Leaves a mostly anti-LGBT record, despite praise from Log Cabin



Janesville City Council, gay news, Washington Blade
Janesville City Council, gay news, Washington Blade

Speaker Ryan has announced he won’t seek re-election to the U.S. House. (Washington Blade photo by Michael Key)

With Republicans fretting about losing control of Congress in the mid-term elections, U.S. House Speaker Paul Ryan (R-Wis.) has announced he won’t seek re-election, leaving an uneven record on LGBT rights and the door open for another Republican to take his place as leader of his caucus.

The 10-term member of Congress, who has served as speaker since 2015, announced during a news conference Wednesday he wouldn’t seek re-election to represent Wisconsin’s 1st congressional district in order to spend more time with his family, confirming news reports about his intended plan earlier in the day.

“There are other things in life that can be fleeting as well, namely your time as a husband and a dad, which is the other great honor of my life.” Ryan said. “That’s why today, I am announcing this year will be my last one as a member of the House.”

Ryan clarified he wouldn’t resign immediately as either a member of Congress or House speaker and would continue to serve in his roles until January after a new Congress is elected in the 2018 mid-term elections.

Touting tax reform and increased military spending as his major achievements, Ryan often clashed with President Trump on a range of issues, including bombastic and offensive statements Trump has made, as well as policy issues such as tariffs.
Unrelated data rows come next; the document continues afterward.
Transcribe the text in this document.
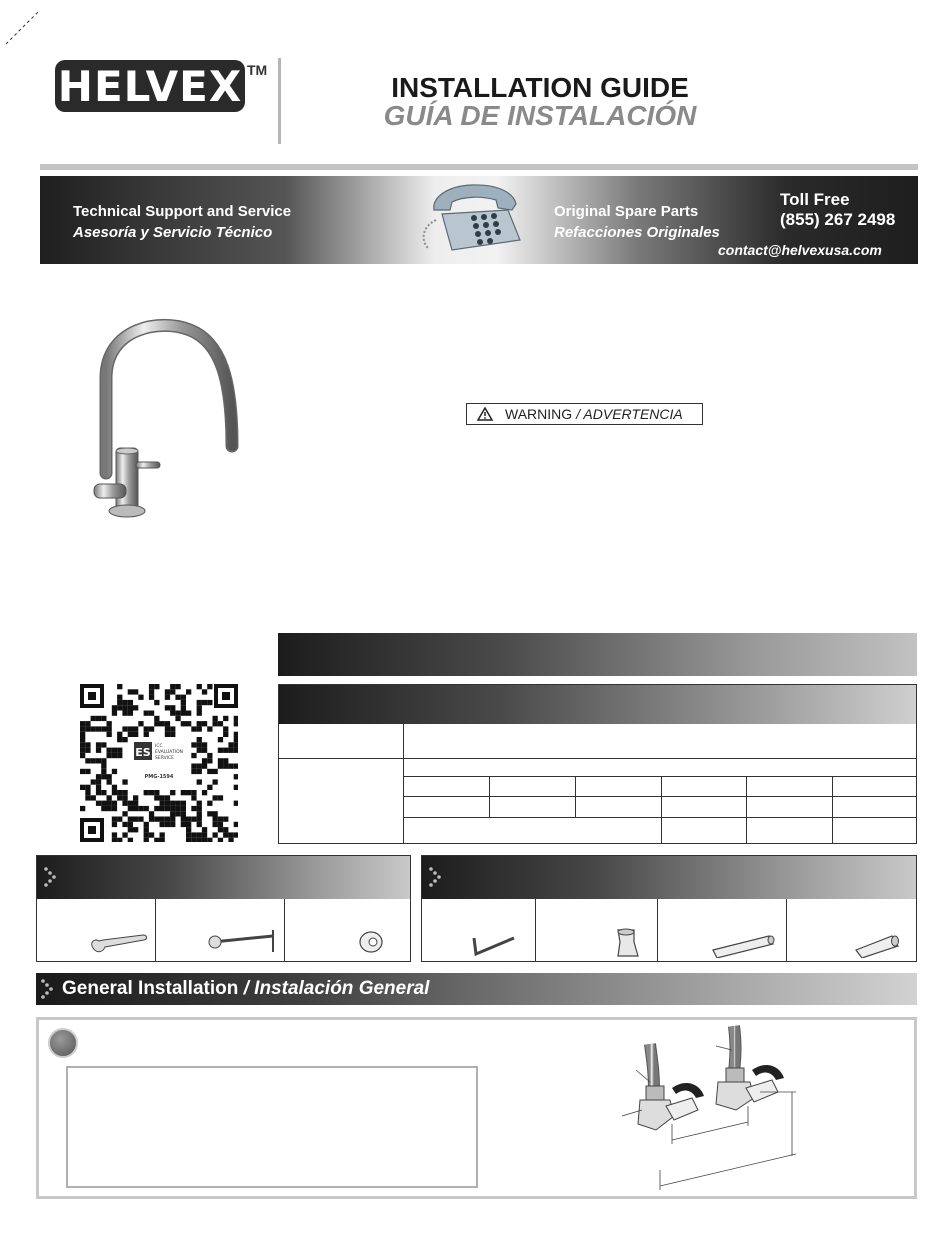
HELVEX TM
INSTALLATION GUIDE
GUÍA DE INSTALACIÓN
Technical Support and Service
Asesoría y Servicio Técnico
Original Spare Parts
Refacciones Originales
Toll Free
(855) 267 2498
contact@helvexusa.com
WARNING / ADVERTENCIA
ES ICC
EVALUATION
SERVICE
PMG-1594
General Installation / Instalación General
Under questioning from reporters, Ryan denied his announcement was related to expectations that Democrats would win control of the House in the mid-terms, nor does he think his move would contribute to that outcome.

“I really do not believe whether I stay or go in 2019 is going to affect a person’s individual race for Congress,” Ryan said. “I really don’t think a person’s race for Congress is going to hinge on whether Paul Ryan is speaker or not, so I really don’t think it affects it. Look, if we do our jobs, which we are, we’re going to be fine as a majority.”

As speaker of the House at a time of Republican majorities in Congress, Ryan was no champion of LGBT rights. Still, Ryan’s record is different from that of his Republican predecessors, who held multiple votes in opposition to same-sex marriage or constitutional amendments that would have banned it nationwide, or even that of former House Speaker John Boehner, who took it upon the House to defend the anti-gay Defense of Marriage Act in court and held votes on amendments reiterating support for the law.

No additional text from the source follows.